George was nominated for the Irish Times’ Best Actor award in Dublin’s Calypso Theatre’s for his role in Athol Fugard’s “Master Harold and the boys”. In addition to theatre he performed in several movies and on television. His doctoral thesis (2008) entitled “Robert Serumaga and the Golden Age of Uganda’s Theatre (1968-1978): (Solipsism, Activism, Innovation)” will be published as a monograph by CSP (U.K) in 2021.

Don Sinclair is Associate Professor in the Department of Computational Arts at York University in Toronto, Canada. His creative research areas include interactive performance, mediated performance, projections for dance, sound art, web and data art, cycling art, sustainability, and choral singing most often using code and programming.  Don is particularly interested in processes of artistic creation that integrate digital creative coding-based practices with performance in dance and theatre. To help understand these relationships, Don has participated in a number of dance workshops to complement his background in computational arts. As well, he is an enthusiastic cyclist who will most likely exceed riding 500,000 km in his lifetime.

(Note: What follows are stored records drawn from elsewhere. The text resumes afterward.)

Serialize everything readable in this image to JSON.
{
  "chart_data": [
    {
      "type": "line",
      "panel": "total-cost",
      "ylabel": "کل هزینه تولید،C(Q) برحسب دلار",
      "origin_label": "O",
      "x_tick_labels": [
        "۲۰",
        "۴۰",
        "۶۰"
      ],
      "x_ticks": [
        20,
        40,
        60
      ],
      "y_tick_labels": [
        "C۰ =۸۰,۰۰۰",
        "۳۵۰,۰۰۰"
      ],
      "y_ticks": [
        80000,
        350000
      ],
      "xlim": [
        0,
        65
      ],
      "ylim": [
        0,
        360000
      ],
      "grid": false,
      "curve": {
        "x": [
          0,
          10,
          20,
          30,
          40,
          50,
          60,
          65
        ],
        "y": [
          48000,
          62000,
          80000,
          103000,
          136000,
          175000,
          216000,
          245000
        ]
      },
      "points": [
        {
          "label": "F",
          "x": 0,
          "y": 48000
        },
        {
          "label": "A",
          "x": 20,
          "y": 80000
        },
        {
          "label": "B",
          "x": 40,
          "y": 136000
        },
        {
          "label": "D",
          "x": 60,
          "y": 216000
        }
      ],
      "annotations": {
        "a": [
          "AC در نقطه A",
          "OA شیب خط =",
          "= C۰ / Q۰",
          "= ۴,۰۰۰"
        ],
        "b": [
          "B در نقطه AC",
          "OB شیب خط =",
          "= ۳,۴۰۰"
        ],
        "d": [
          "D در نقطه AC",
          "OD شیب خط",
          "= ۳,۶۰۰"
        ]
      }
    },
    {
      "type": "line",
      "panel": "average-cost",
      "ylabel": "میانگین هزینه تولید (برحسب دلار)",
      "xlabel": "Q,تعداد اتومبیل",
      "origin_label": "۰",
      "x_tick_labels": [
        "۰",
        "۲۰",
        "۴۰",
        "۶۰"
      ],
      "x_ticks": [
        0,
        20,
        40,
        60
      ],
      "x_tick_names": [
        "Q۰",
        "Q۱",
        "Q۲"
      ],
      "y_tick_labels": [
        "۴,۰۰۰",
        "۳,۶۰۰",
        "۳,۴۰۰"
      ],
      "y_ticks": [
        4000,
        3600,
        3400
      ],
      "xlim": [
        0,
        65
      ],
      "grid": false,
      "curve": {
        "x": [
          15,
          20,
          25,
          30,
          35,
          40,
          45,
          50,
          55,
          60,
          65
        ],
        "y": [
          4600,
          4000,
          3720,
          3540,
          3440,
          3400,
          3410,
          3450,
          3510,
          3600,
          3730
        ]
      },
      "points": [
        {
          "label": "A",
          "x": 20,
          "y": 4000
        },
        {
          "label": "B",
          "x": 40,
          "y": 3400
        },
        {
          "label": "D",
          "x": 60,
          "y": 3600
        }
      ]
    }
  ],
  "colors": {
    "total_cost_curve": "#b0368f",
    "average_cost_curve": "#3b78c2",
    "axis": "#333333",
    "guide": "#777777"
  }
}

Heike Sommer (Neubrandenburg, Germany) is a well-experienced local journalist and photographer. She has been working for many years with Antje Budde in their artist-run collective “SCHLEIFSPUR. – Büro für ungehobelte Ansichten” (often with Martin Kulinna and others) and produced exhibitions and multi-media installations between 1995-2008 with a particular focus on cross-cultural exchange and understanding.
In 2007 she joined the not-for profit foundation for black and white photography in pursuit of preserving analogue techniques of image making and has travelled widely in search for beauty in life, fellow humans and black and white photography. Apart from her work as professional journalist, she has also been running the Yoga school SOFI (Hatha Yoga) since 2004.

Grace Whiskin (Singapore) works in the world of data, AI, and machine learning. She has backgrounds in both education and performance and uses this to constantly question how these many worlds overlap. Grace has been performing since she was 4 years old and started teaching drama at 14. Her interest in education is particularly surrounding how individuals with special educational needs can be best be supported and encouraged to flourish. She conducted an in-depth research project on how play in drama can assist in teaching children on the Autism Spectrum vital social skills.

Vicki Zhang is a faculty member at University of Toronto’s statistics department. She is the author of Uncalculated Risks (Canadian Scholar’s Press, 2014). She is also a playwright, whose plays have been produced or stage read in various festivals and venues in Canada including Toronto’s New Ideas Festival, Winnipeg’s FemFest, Hamilton Fringe Festival, Ergo Pink Fest, InspiraTO festival, Toronto’s Festival of Original Theatre (FOOT), Asper Center for Theatre and Film, Canadian Museum for Human Rights, Cultural Pluralism in the Arts Movement Ontario (CPAMO), and the Canadian Play Thing. She has also written essays and short fiction for Rookie Magazine and Theread.